Teres Cheryl, Soto-Iglesias David, Penela Diego, Falasconi Giulio, Viveros Daniel, Meca-Santamaria Julia, Bellido Aldo, Alderete Jose, Chauca Alfredo, Ordoñez Augusto, Martí-Almor Julio, Scherer Claudia, Panaro Alejandro, Carballo Julio, Cámara Óscar, Ortiz-Pérez Jose-Tomás, Berruezo Antonio
Heart Institute, Teknon Medical Center, C/Vilana, 12; 08022, Barcelona, Spain.
Lausanne University Hospital, Lausanne, Switzerland.
J Interv Card Electrophysiol. 2022 Dec;65(3):651-661. doi: 10.1007/s10840-022-01302-0. Epub 2022 Jul 21.
Pulmonary vein isolation (PVI) implies unavoidable ablation lesions to the left atrial posterior wall, which is closely related to the esophagus, leading to several potential complications. This study evaluates the usefulness of the esophageal fingerprint in avoiding temperature rises during paroxysmal atrial fibrillation (PAF) ablation.
Isodistance maps of the atrio-esophageal relationship (esophageal fingerprint) were derived from the preprocedural computerized tomography. Patients were randomized (1:1) into two groups: (1) PRINT group, the PVI line was modified according to the esophageal fingerprint; (2) CONTROL group, standard PVI with operator blinded to the fingerprint. The primary endpoint was temperature rise detected by intraluminal esophageal temperature probe monitoring. Ablation settings were as specified on the Ablate BY-LAW study protocol.
Sixty consecutive patients referred for paroxysmal AF ablation were randomized (42 (70%) men, mean age 60 ± 11 years). Temperature rise (> 39.1 °C) occurred in 5 (16%) patients in the PRINT group vs. 17 (56%) in the CONTROL group (p < 0.01). Three AF recurrences were documented at a mean follow-up of 12 ± 3 months (one (3%) in the PRINT group and 2 (6.6%) in the CONTROL group, p = 0.4).
The esophageal fingerprint allows for a reliable identification of the esophageal position and its use for PVI line deployment results in less frequent esophageal temperature rises when compared to the standard approach. Further studies are needed to evaluate the impact of PVI line modification to avoid esophageal heating on long-term outcomes. The development of new imaging-derived tools could ultimately improve patient safety (NCT04394923).
肺静脉隔离(PVI)意味着不可避免地会在与食管密切相关的左心房后壁形成消融损伤,从而导致多种潜在并发症。本研究评估食管指纹在阵发性心房颤动(PAF)消融过程中避免温度升高的有效性。

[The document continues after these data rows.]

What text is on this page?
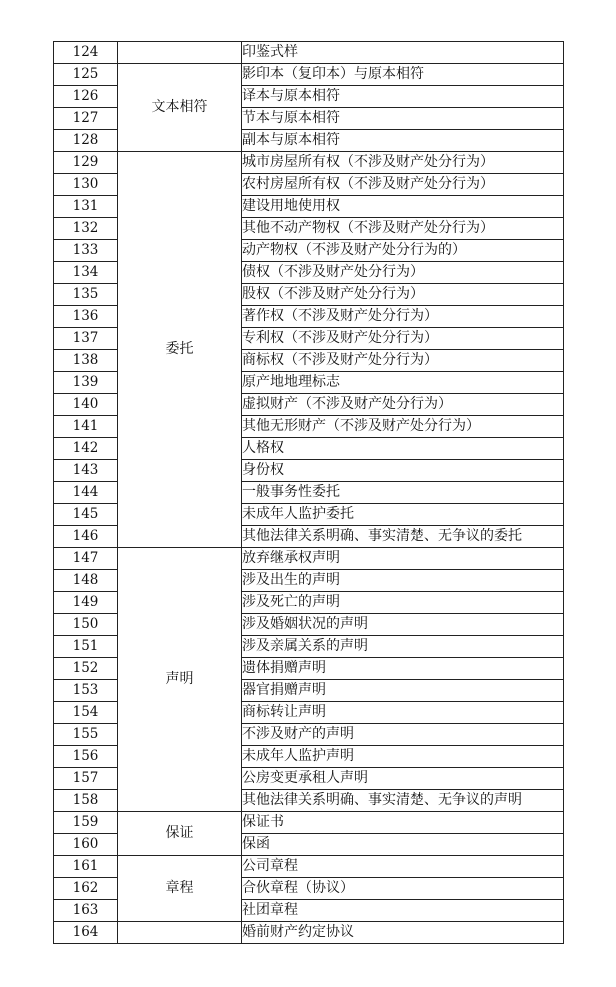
124		印鉴式样
125	文本相符	影印本（复印本）与原本相符
126		译本与原本相符
127		节本与原本相符
128		副本与原本相符
129	委托	城市房屋所有权（不涉及财产处分行为）
130		农村房屋所有权（不涉及财产处分行为）
131		建设用地使用权
132		其他不动产物权（不涉及财产处分行为）
133		动产物权（不涉及财产处分行为的）
134		债权（不涉及财产处分行为）
135		股权（不涉及财产处分行为）
136		著作权（不涉及财产处分行为）
137		专利权（不涉及财产处分行为）
138		商标权（不涉及财产处分行为）
139		原产地地理标志
140		虚拟财产（不涉及财产处分行为）
141		其他无形财产（不涉及财产处分行为）
142		人格权
143		身份权
144		一般事务性委托
145		未成年人监护委托
146		其他法律关系明确、事实清楚、无争议的委托
147	声明	放弃继承权声明
148		涉及出生的声明
149		涉及死亡的声明
150		涉及婚姻状况的声明
151		涉及亲属关系的声明
152		遗体捐赠声明
153		器官捐赠声明
154		商标转让声明
155		不涉及财产的声明
156		未成年人监护声明
157		公房变更承租人声明
158		其他法律关系明确、事实清楚、无争议的声明
159	保证	保证书
160		保函
161	章程	公司章程
162		合伙章程（协议）
163		社团章程
164		婚前财产约定协议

通过术前计算机断层扫描得出心房与食管关系的等距图(食管指纹)。患者被随机(1:1)分为两组:(1)PRINT组,根据食管指纹修改PVI线;(2)对照组,采用标准PVI,操作者对指纹不知情。主要终点是通过腔内食管温度探头监测检测到的温度升高。消融设置按照Ablate BY-LAW研究方案的规定进行。
连续60例因阵发性房颤消融而就诊的患者被随机分组(42例(70%)为男性,平均年龄60±11岁)。PRINT组有5例(16%)患者出现温度升高(>39.1°C),而对照组有17例(56%)(p<0.01)。在平均12±3个月的随访中记录到3例房颤复发(PRINT组1例(3%),对照组2例(6.6%),p=0.4)。
食管指纹能够可靠地识别食管位置,与标准方法相比,将其用于PVI线的部署可减少食管温度升高的频率。需要进一步研究评估修改PVI线以避免食管受热对长期结局的影响。新的影像衍生工具的开发最终可能会提高患者安全性(NCT04394923)。